Метки
Драма
Развитие отношений
Элементы ангста
Насилие
Смерть второстепенных персонажей
Средневековье
Исторические эпохи
Аристократия
Брак по расчету
Свадьба
Принудительный брак
Викинги
Становление героя
Семейные тайны
Скандинавская мифология
Сражения
Политические интриги
Месть
Древняя Русь
Киевская Русь
Торговцы
Описание
Беззаботная и привычная жизнь юной варяжки по имени Ольга течёт своим чередом, пока туда не врывается принесенное из столицы Руси лихо.

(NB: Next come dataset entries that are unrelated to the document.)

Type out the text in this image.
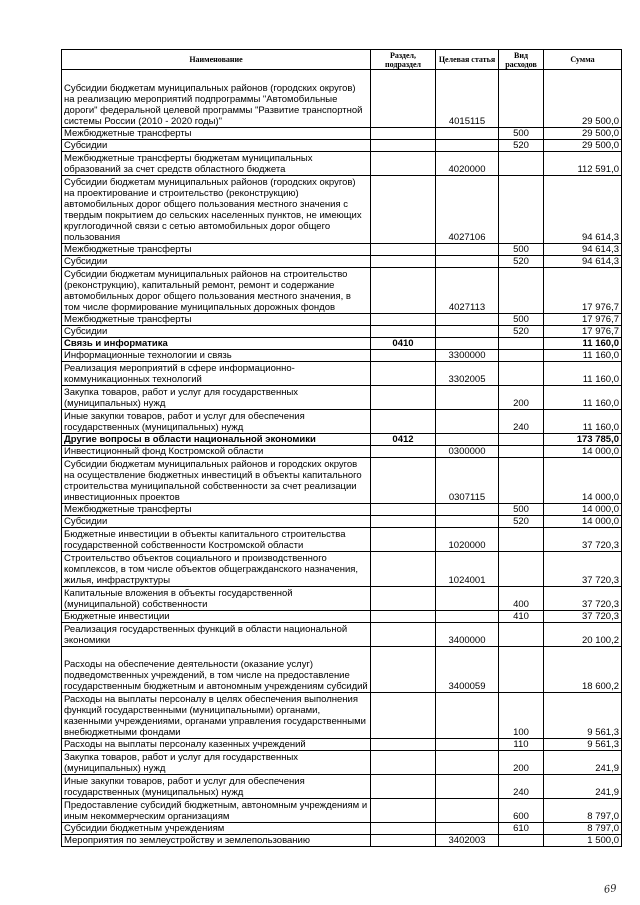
Наименование	Раздел, подраздел	Целевая статья	Вид расходов	Сумма
Субсидии бюджетам муниципальных районов (городских округов) на реализацию мероприятий подпрограммы "Автомобильные дороги" федеральной целевой программы "Развитие транспортной системы России (2010 - 2020 годы)"		4015115		29 500,0
Межбюджетные трансферты			500	29 500,0
Субсидии			520	29 500,0
Межбюджетные трансферты бюджетам муниципальных образований за счет средств областного бюджета		4020000		112 591,0
Субсидии бюджетам муниципальных районов (городских округов) на проектирование и строительство (реконструкцию) автомобильных дорог общего пользования местного значения с твердым покрытием до сельских населенных пунктов, не имеющих круглогодичной связи с сетью автомобильных дорог общего пользования		4027106		94 614,3
Межбюджетные трансферты			500	94 614,3
Субсидии			520	94 614,3
Субсидии бюджетам муниципальных районов на строительство (реконструкцию), капитальный ремонт, ремонт и содержание автомобильных дорог общего пользования местного значения, в том числе формирование муниципальных дорожных фондов		4027113		17 976,7
Межбюджетные трансферты			500	17 976,7
Субсидии			520	17 976,7
Связь и информатика	0410			11 160,0
Информационные технологии и связь		3300000		11 160,0
Реализация мероприятий в сфере информационно-коммуникационных технологий		3302005		11 160,0
Закупка товаров, работ и услуг для государственных (муниципальных) нужд			200	11 160,0
Иные закупки товаров, работ и услуг для обеспечения государственных (муниципальных) нужд			240	11 160,0
Другие вопросы в области национальной экономики	0412			173 785,0
Инвестиционный фонд Костромской области		0300000		14 000,0
Субсидии бюджетам муниципальных районов и городских округов на осуществление бюджетных инвестиций в объекты капитального строительства муниципальной собственности за счет реализации инвестиционных проектов		0307115		14 000,0
Межбюджетные трансферты			500	14 000,0
Субсидии			520	14 000,0
Бюджетные инвестиции в объекты капитального строительства государственной собственности Костромской области		1020000		37 720,3
Строительство объектов социального и производственного комплексов, в том числе объектов общегражданского назначения, жилья, инфраструктуры		1024001		37 720,3
Капитальные вложения в объекты государственной (муниципальной) собственности			400	37 720,3
Бюджетные инвестиции			410	37 720,3
Реализация государственных функций в области национальной экономики		3400000		20 100,2
Расходы на обеспечение деятельности (оказание услуг) подведомственных учреждений, в том числе на предоставление государственным бюджетным и автономным учреждениям субсидий		3400059		18 600,2
Расходы на выплаты персоналу в целях обеспечения выполнения функций государственными (муниципальными) органами, казенными учреждениями, органами управления государственными внебюджетными фондами			100	9 561,3
Расходы на выплаты персоналу казенных учреждений			110	9 561,3
Закупка товаров, работ и услуг для государственных (муниципальных) нужд			200	241,9
Иные закупки товаров, работ и услуг для обеспечения государственных (муниципальных) нужд			240	241,9
Предоставление субсидий бюджетным, автономным учреждениям и иным некоммерческим организациям			600	8 797,0
Субсидии бюджетным учреждениям			610	8 797,0
Мероприятия по землеустройству и землепользованию		3402003		1 500,0
69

Куда исчез после охоты князь Игорь? И какое первое испытание ждёт будущую правительницу на тернистом пути к трону и своему заслуженному месту на страницах летописи?
Примечания
https://vk.com/ladaotradova - сообщество по произведению;
Посвящение
Ирине Чёртовой-Дюжиной, "Книжной крепости" и всем-всем-всем
Глава XXXIII: Путь Княгини (Часть I)
14 февраля 2024, 06:44
Голубка, торопясь на своих широких белоснежных крыльях к хозяину, пролетает над охваченным столкновениями городом, преодолевает голубую ленту реки, на берегах которой останавливает свои силы прямо перед ликом врага князь Игорь, и, наконец, ныряет под деревянную крышу одной из многочисленных башен детинца.
Здесь, в голубятне, уже ждут её несколько пернатых собратьев: закрытые в корзинах почтовые товарищи с наростами у основания клюва — такие есть только у старой княгини в Ладоге, а также крупный ворон в клетке. Последний недовольно сверкает угольно-чёрными глазами на единственного человека в этом месте и громко, осуждающе каркает — за что тотчас же его пристанище оказывается накрытым тёмной тканью.
— Помолчи, а не то несдобровать тебе, — раздражённо обращается он сквозь зубы к Мунину и щурится, пытаясь рассмотреть на горизонте изменения на поле боя. — Не охотился бы на моих посланников — не сидел сейчас в клетке. Как там говорят... Не клюй руки кормящего тебя?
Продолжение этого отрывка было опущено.